Wo im Erlebnispark Tripsdrill heute noch eine gepflasterte Wegefläche an einer Wiese mit Liegestühlen vorbeiführt, kündigt sich für 2026 ein neuer Hingucker an. Mit „Luftikus“ erweitert Tripsdrill den Bereich zwischen der Achterbahn „Karacho“, dem Restaurant „Werksküche“ und dem Wasserspielplatz „Pumpwerk“. Ein familienfreundliches Rundfahrgeschäft wird es werden – mit der Handschrift, so viel ist bereits verraten, von Tripsdrill-Tüftler Karle Kolbenfresser.

Charmante Ergänzung aus Karle Kolbenfressers Werkstatt
Inspiriert vom Thema der frühen Luftfahrt hat sich Karle Kolbenfresser etwas Besonderes ausgedacht. So dürfen Kinder und Neugierige ab 2026 in kleinen Zeppelinen abheben und witzigen Schwungspaß erleben. Das Prinzip der charmanten Erweiterung ist ein mit geraden Abschnitten in die Länge gezogener Kreislauf mit zwei engen Wendekurven. Die hängenden Gondeln schwingen in diesen Kurven seitlich aus. Und so geht es Runde um Runde, ein lebendiges Hin-und-Her.
Dem zuerst auf Instagram veröffentlichten Artwork nach erweitert „Luftikus“ den hinteren Parkbereich. Es sind Schienen von „Karacho“ zu sehen und von der Lage her scheint die Attraktion auf Teilen der Wiese und Wegefläche zu entstehen, die zwischen der Achterbahn, dem Restaurant „Werksküche“ und dem Wasserspielplatz „Pumpwerk“ verläuft.
Das wird durch Tripsdrills Hinweis, dass es sich um eine Erfindung von Karle Kolbenfresser handele, untermauert. Der ganze Bereich hat ein schönes Kreativ-, Handwerk- und Industrie-Flair, in das „Luftikus“ mit dem großen, gelben Zeppelin über der Attraktion super hineinpasst.
Hinweise auf Zamperla als Hersteller
Offizielle Angaben zum Hersteller der Attraktion wurden noch nicht geteilt. Allerdings sind starke Parallelen zu „Skalmans Flygskola“ im Kolmården Zoo, Schweden, zu erkennen.

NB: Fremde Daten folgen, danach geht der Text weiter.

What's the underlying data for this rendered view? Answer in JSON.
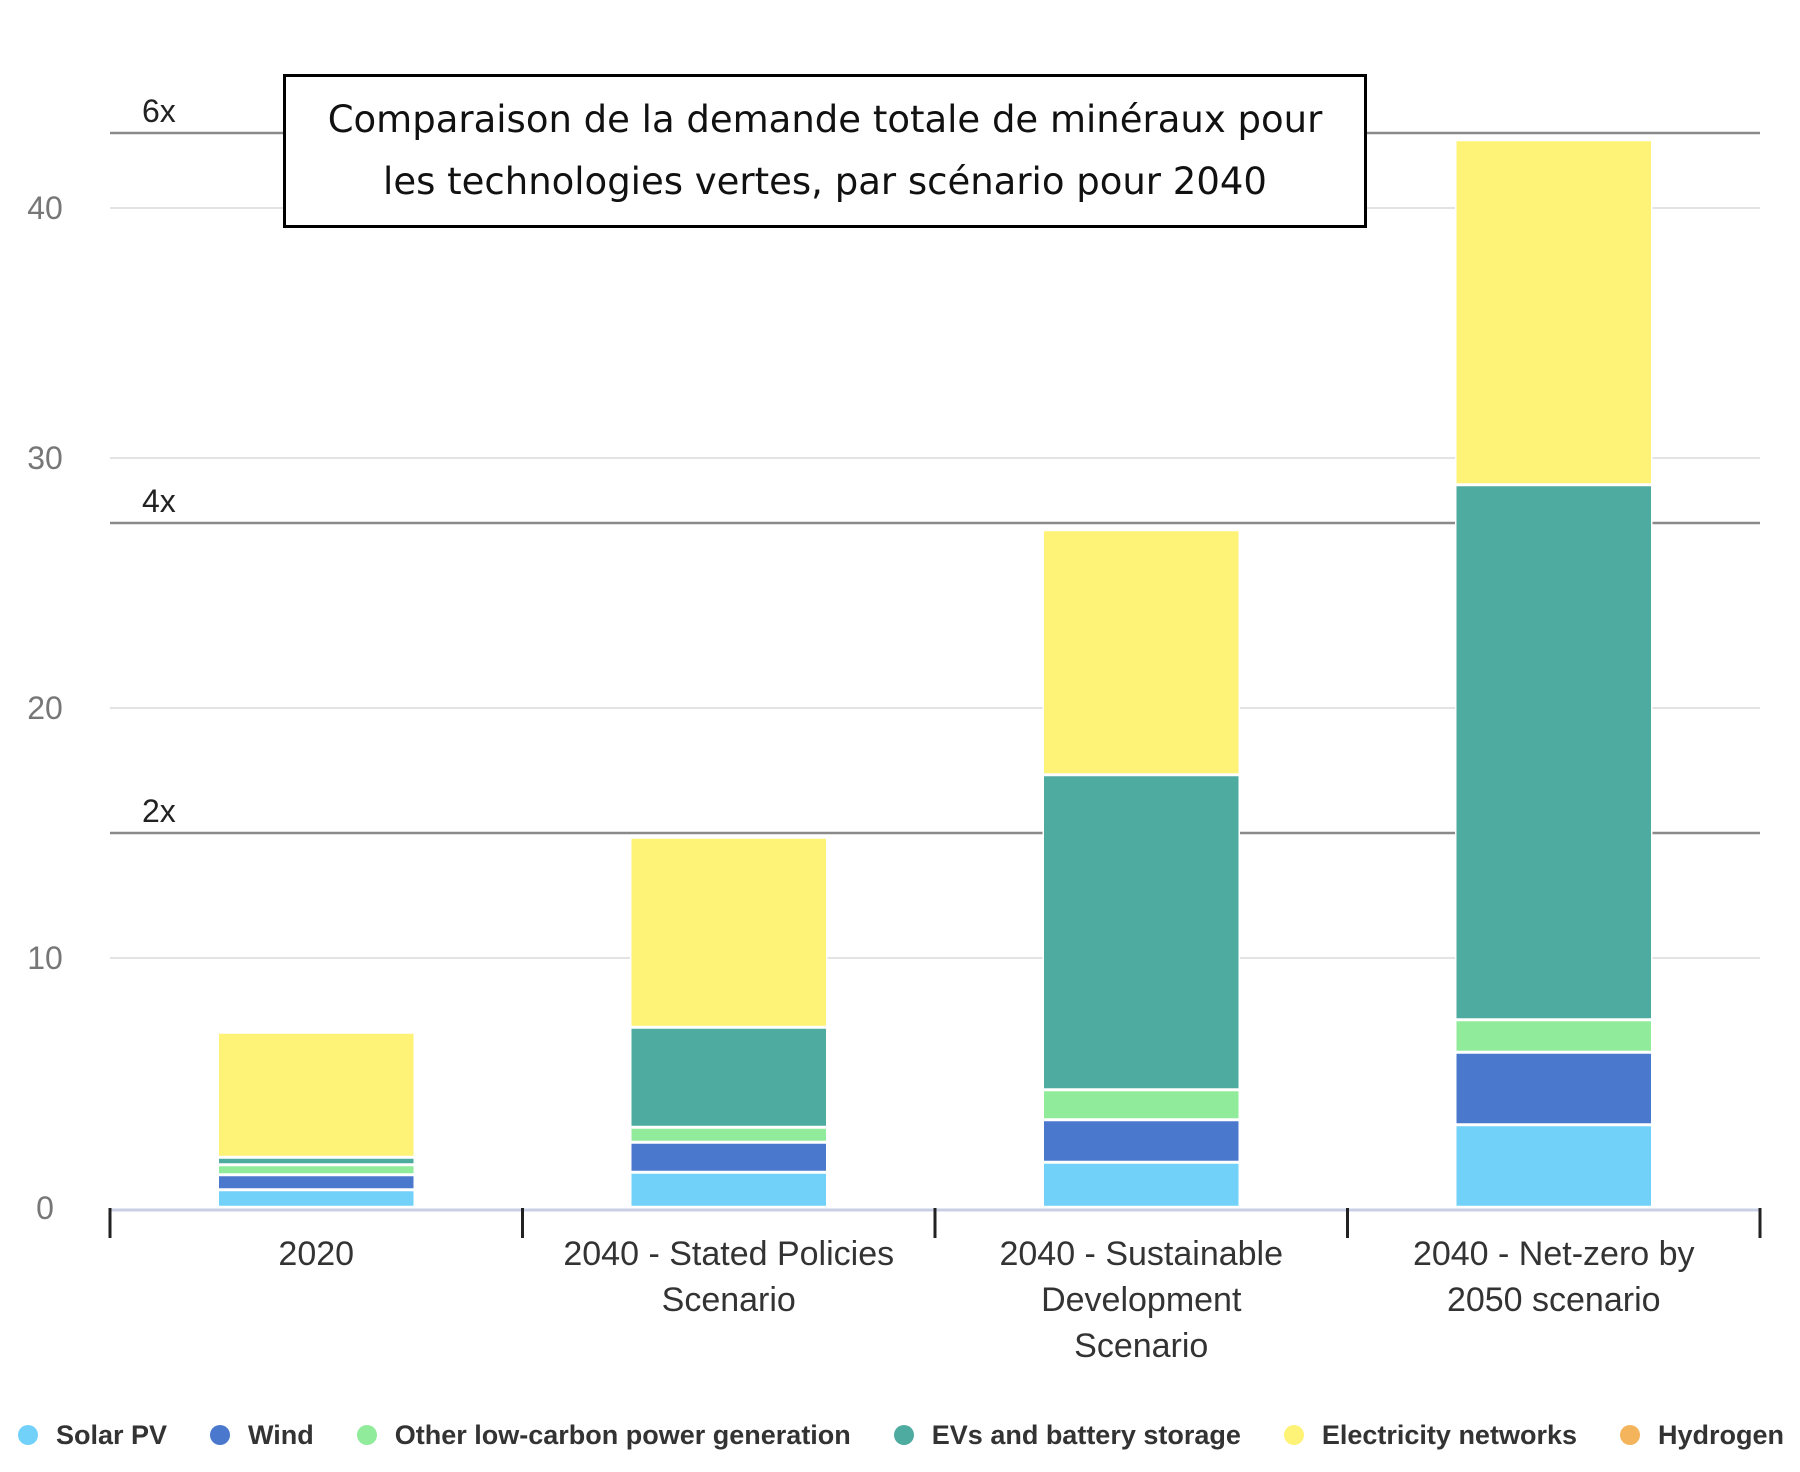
{
  "chart_data": {
    "type": "bar",
    "stacked": true,
    "title": "Comparaison de la demande totale de minéraux pour les technologies vertes, par scénario pour 2040",
    "categories": [
      [
        "2020"
      ],
      [
        "2040 - Stated Policies",
        "Scenario"
      ],
      [
        "2040 - Sustainable",
        "Development",
        "Scenario"
      ],
      [
        "2040 - Net-zero by",
        "2050 scenario"
      ]
    ],
    "series": [
      {
        "name": "Solar PV",
        "color": "#72d1f8",
        "values": [
          0.7,
          1.4,
          1.8,
          3.3
        ]
      },
      {
        "name": "Wind",
        "color": "#4a78cd",
        "values": [
          0.6,
          1.2,
          1.7,
          2.9
        ]
      },
      {
        "name": "Other low-carbon power generation",
        "color": "#90eb9a",
        "values": [
          0.4,
          0.6,
          1.2,
          1.3
        ]
      },
      {
        "name": "EVs and battery storage",
        "color": "#4eaba0",
        "values": [
          0.3,
          4.0,
          12.6,
          21.4
        ]
      },
      {
        "name": "Electricity networks",
        "color": "#fef277",
        "values": [
          5.0,
          7.6,
          9.8,
          13.8
        ]
      },
      {
        "name": "Hydrogen",
        "color": "#f3b45c",
        "values": [
          0,
          0,
          0,
          0
        ]
      }
    ],
    "yticks": [
      0,
      10,
      20,
      30,
      40
    ],
    "ylim": [
      0,
      44
    ],
    "reference_lines": [
      {
        "label": "2x",
        "value": 15.0
      },
      {
        "label": "4x",
        "value": 27.4
      },
      {
        "label": "6x",
        "value": 43.0
      }
    ],
    "grid": true,
    "legend_position": "bottom"
  }
}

Jene Attraktion, die abgesehen vom identisch erscheinenden Fahrsystem ebenfalls mit Flugschulen-Thematik aufwartet, wurde vom italienischen Hersteller Zamperla entwickelt. Beim Ausschwingen in den Wendebereichen entstehen Kräfte von 1,2 G.
Das Besondere bei der Anlage in Schweden: Es ist keine Mindestgröße vorgegeben. Sobald Kinder selbstständig sitzen können, dürfen sie in Begleitung einer erwachsenen Person mitfahren – ab 90 Zentimeter Körpergröße sogar alleine. Ob das auch auf „Luftikus“ in Tripsdrill zutreffen wird, bleibt bis zur TÜV-Freigabe vorerst offen. Schon heute ist es aber so, dass es im Erlebnispark Tripsdrill sehr viel Angebot auch für die Kleinsten der Kleinen gibt. „Luftikus“ ist also eine prima Erweiterung.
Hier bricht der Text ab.